Statistics that may be computed include lemma occurrences for a certain POS, especially for closed class POS, or checking for the presence of sentence end punctuation that does not attach to the sentence root. As an abstract example, we have defined some predicate, sentence_pred, and some transformation of noun tokens, noun_token_transformation. If we wish to transform all nouns in sentences that match our predicate, we can write the following.

for sentence in train:
    if sentence_pred(sentence):
        for token in sentence:
            if token.pos == 'NOUN':
                noun_token_transformation(token)

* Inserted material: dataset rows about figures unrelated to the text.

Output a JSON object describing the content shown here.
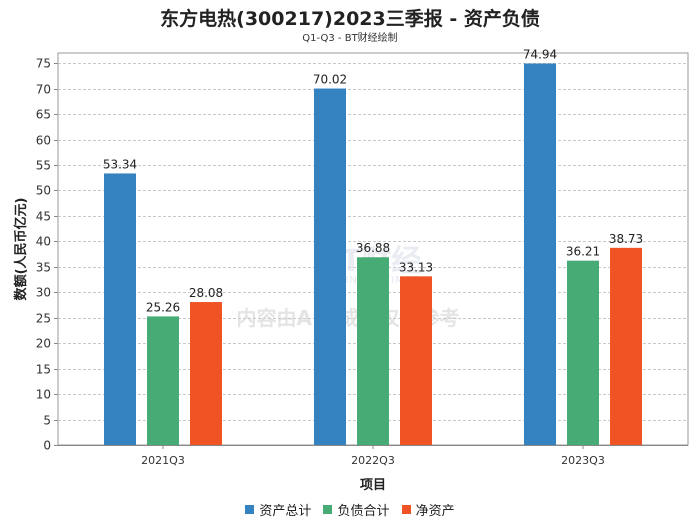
{
  "chart_data": {
    "type": "bar",
    "title": "东方电热(300217)2023三季报 - 资产负债",
    "subtitle": "Q1-Q3 - BT财经绘制",
    "xlabel": "项目",
    "ylabel": "数额(人民币亿元)",
    "ylim": [
      0,
      77
    ],
    "yticks": [
      0,
      5,
      10,
      15,
      20,
      25,
      30,
      35,
      40,
      45,
      50,
      55,
      60,
      65,
      70,
      75
    ],
    "grid": true,
    "legend_position": "bottom-center",
    "categories": [
      "2021Q3",
      "2022Q3",
      "2023Q3"
    ],
    "series": [
      {
        "name": "资产总计",
        "color": "#3482c0",
        "values": [
          53.34,
          70.02,
          74.94
        ],
        "labels": [
          "53.34",
          "70.02",
          "74.94"
        ]
      },
      {
        "name": "负债合计",
        "color": "#46ab75",
        "values": [
          25.26,
          36.88,
          36.21
        ],
        "labels": [
          "25.26",
          "36.88",
          "36.21"
        ]
      },
      {
        "name": "净资产",
        "color": "#f05424",
        "values": [
          28.08,
          33.13,
          38.73
        ],
        "labels": [
          "28.08",
          "33.13",
          "38.73"
        ]
      }
    ],
    "watermark": {
      "brand": "BT财经",
      "brand_en": "BUSINESS TIMES",
      "notice": "内容由AI生成，仅供参考"
    }
  }
}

Note that Conll objects in general in pyconll are mutable, except for a select few fields, and so the Token objects seen while traversing are the same Token objects that are in the Sentence, and any changes will be reflected in both code paths.

Outputting CoNLL-U

Finally, once you are done transforming a Conll object, the object can be serialized back into the CoNLL-U format. Following our example, this is done through, train.conll(). Conll, Sentence, and Token objects are all Conllable which means they have a corresponding conll method which serializes the objects contents appropriately according to the CoNLL-U format.

Conclusion

pyconll allows for easy CoNLL-U loading, traversal, and serialization. Developers still need to define their own logic for linguistic interpretation of the data in the CoNLL-U format, but working with the format is much more pleasing if you can worry about less. There are still some parts of the library that are not covered here such as SentenceTree, loading files from network, and error handling, but this information get developers through the most important use cases.